The reopened IFBs on sale comprised 14-year and 17-year papers which were initially sold in November 2022 and March 2023 respectively.
Buyers offered the Central Bank of Kenya (CBK)—the government’s fiscal agent— a total of Sh193.9 billion against a target of Sh70 billion, eyeing the relatively high coupon rates on the papers (compared to prevailing secondary market yields).
The 14-year bond, which carries a coupon of 13.938 percent, attracted bids worth Sh93.13 billion, while the 17-year paper, with its coupon of 14.399 percent, had bids of Sh100.77 billion.
The CBK split the acceptances almost evenly across the two bonds, taking Sh65.26 billion on the 14-year and Sh65.55 billion on the 17-year option.

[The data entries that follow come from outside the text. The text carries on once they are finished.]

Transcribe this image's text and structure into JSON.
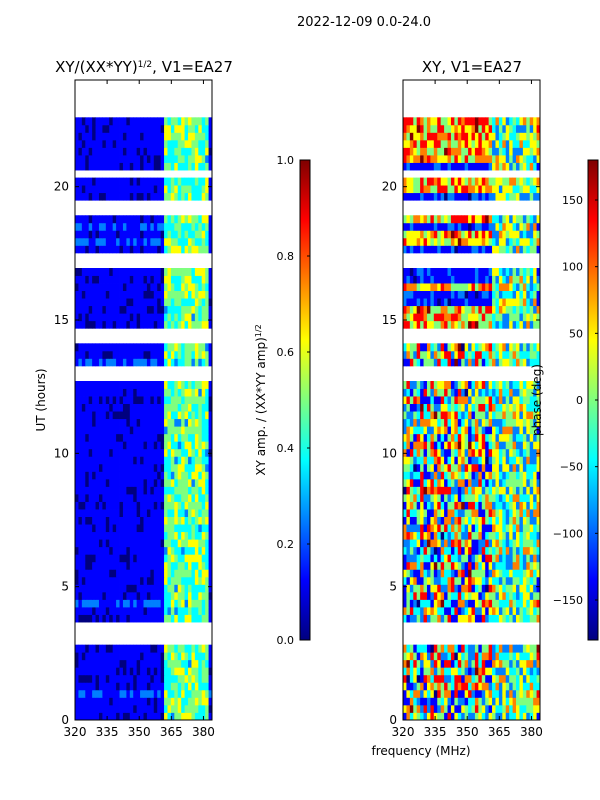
{
  "suptitle": "2022-12-09 0.0-24.0",
  "colors": {
    "jet": [
      "#00007f",
      "#0000ff",
      "#007fff",
      "#00ffff",
      "#7fff7f",
      "#ffff00",
      "#ff7f00",
      "#ff0000",
      "#7f0000"
    ],
    "background": "#ffffff"
  },
  "chart_data": [
    {
      "type": "heatmap",
      "id": "amp",
      "title_base": "XY/(XX*YY)",
      "title_exp": "1/2",
      "title_tail": ", V1=EA27",
      "ylabel": "UT (hours)",
      "xlim": [
        320,
        384
      ],
      "ylim": [
        0,
        24
      ],
      "xticks": [
        320,
        335,
        350,
        365,
        380
      ],
      "xtick_labels": [
        "320",
        "335",
        "350",
        "365",
        "380"
      ],
      "yticks": [
        0,
        5,
        10,
        15,
        20
      ],
      "ytick_labels": [
        "0",
        "5",
        "10",
        "15",
        "20"
      ],
      "data_ut_range": [
        0,
        22.6
      ],
      "white_bands_ut": [
        [
          3.0,
          3.6
        ],
        [
          12.8,
          13.0
        ],
        [
          14.3,
          14.5
        ],
        [
          17.0,
          17.3
        ],
        [
          19.1,
          19.3
        ],
        [
          20.4,
          20.6
        ]
      ],
      "rfi_band_mhz": [
        361,
        382
      ],
      "colorbar": {
        "label_base": "XY amp. / (XX*YY amp)",
        "label_exp": "1/2",
        "range": [
          0.0,
          1.0
        ],
        "ticks": [
          0.0,
          0.2,
          0.4,
          0.6,
          0.8,
          1.0
        ],
        "tick_labels": [
          "0.0",
          "0.2",
          "0.4",
          "0.6",
          "0.8",
          "1.0"
        ]
      }
    },
    {
      "type": "heatmap",
      "id": "phase",
      "title": "XY, V1=EA27",
      "xlabel": "frequency (MHz)",
      "xlim": [
        320,
        384
      ],
      "ylim": [
        0,
        24
      ],
      "xticks": [
        320,
        335,
        350,
        365,
        380
      ],
      "xtick_labels": [
        "320",
        "335",
        "350",
        "365",
        "380"
      ],
      "yticks": [
        0,
        5,
        10,
        15,
        20
      ],
      "ytick_labels": [
        "0",
        "5",
        "10",
        "15",
        "20"
      ],
      "data_ut_range": [
        0,
        22.6
      ],
      "white_bands_ut": [
        [
          3.0,
          3.6
        ],
        [
          12.8,
          13.0
        ],
        [
          14.3,
          14.5
        ],
        [
          17.0,
          17.3
        ],
        [
          19.1,
          19.3
        ],
        [
          20.4,
          20.6
        ]
      ],
      "rfi_band_mhz": [
        361,
        382
      ],
      "colorbar": {
        "label": "phase (deg)",
        "range": [
          -180,
          180
        ],
        "ticks": [
          -150,
          -100,
          -50,
          0,
          50,
          100,
          150
        ],
        "tick_labels": [
          "−150",
          "−100",
          "−50",
          "0",
          "50",
          "100",
          "150"
        ]
      }
    }
  ]
}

The sale of the bonds against a background of last week’s 0.5 percentage point base rate cut by the CBK meant that investors were likely to rush for the papers before the rate cut filters through to the market.
The CBK also cut the cash reserve ratio for banks—the share of customer deposits they are required to deposit at the CBK as reserves — from 4.25 percent to 3.25 percent. This will effectively release an additional Sh57 billion worth of liquidity for lending, some of which might fund its way into the bond market and contribute to a further fall in rates.
“While high appetite for IFBs is often the case, this auction also showed investors’ comfort with lengthening duration in a bid to lock in current higher yields given that interest rates are on a continuous decline,” said analysts at Sterling Capital.
“We also note a relatively high rejection rate of 33 percent with Sh63.1 billion worth of bids rejected as CBK continues to tame aggressive bidding to lower borrowing costs despite the government’s high budgetary requirements as shown in the recently announced supplementary budget II (numbers).”
The Supplementary budget II is expected to raise the expenditure for the current fiscal year by Sh199.9 billion, pointing to an upward revision of the borrowing targets given the continued underperformance of tax collections.
The bonds' proceeds are also likely to back the government’s Sh50 billion partial buyback of three other bonds that are due to mature in April and May this year.
The papers targeted in the buyback are a three-year bond which was first issued on April 11, 2022, a five-year bond sold on May 11, 2020 and a nine-year infrastructure bond whose debut sale was on May 23, 2016.
The three-year paper is set to mature on April 7, the five-year on May 5, and the infrastructure bond on May 12. The combined outstanding value of the three bonds is Sh185.05 billion, meaning that the government is looking to buy back 27 percent of the face or par value of these papers in the exercise which closes on Monday.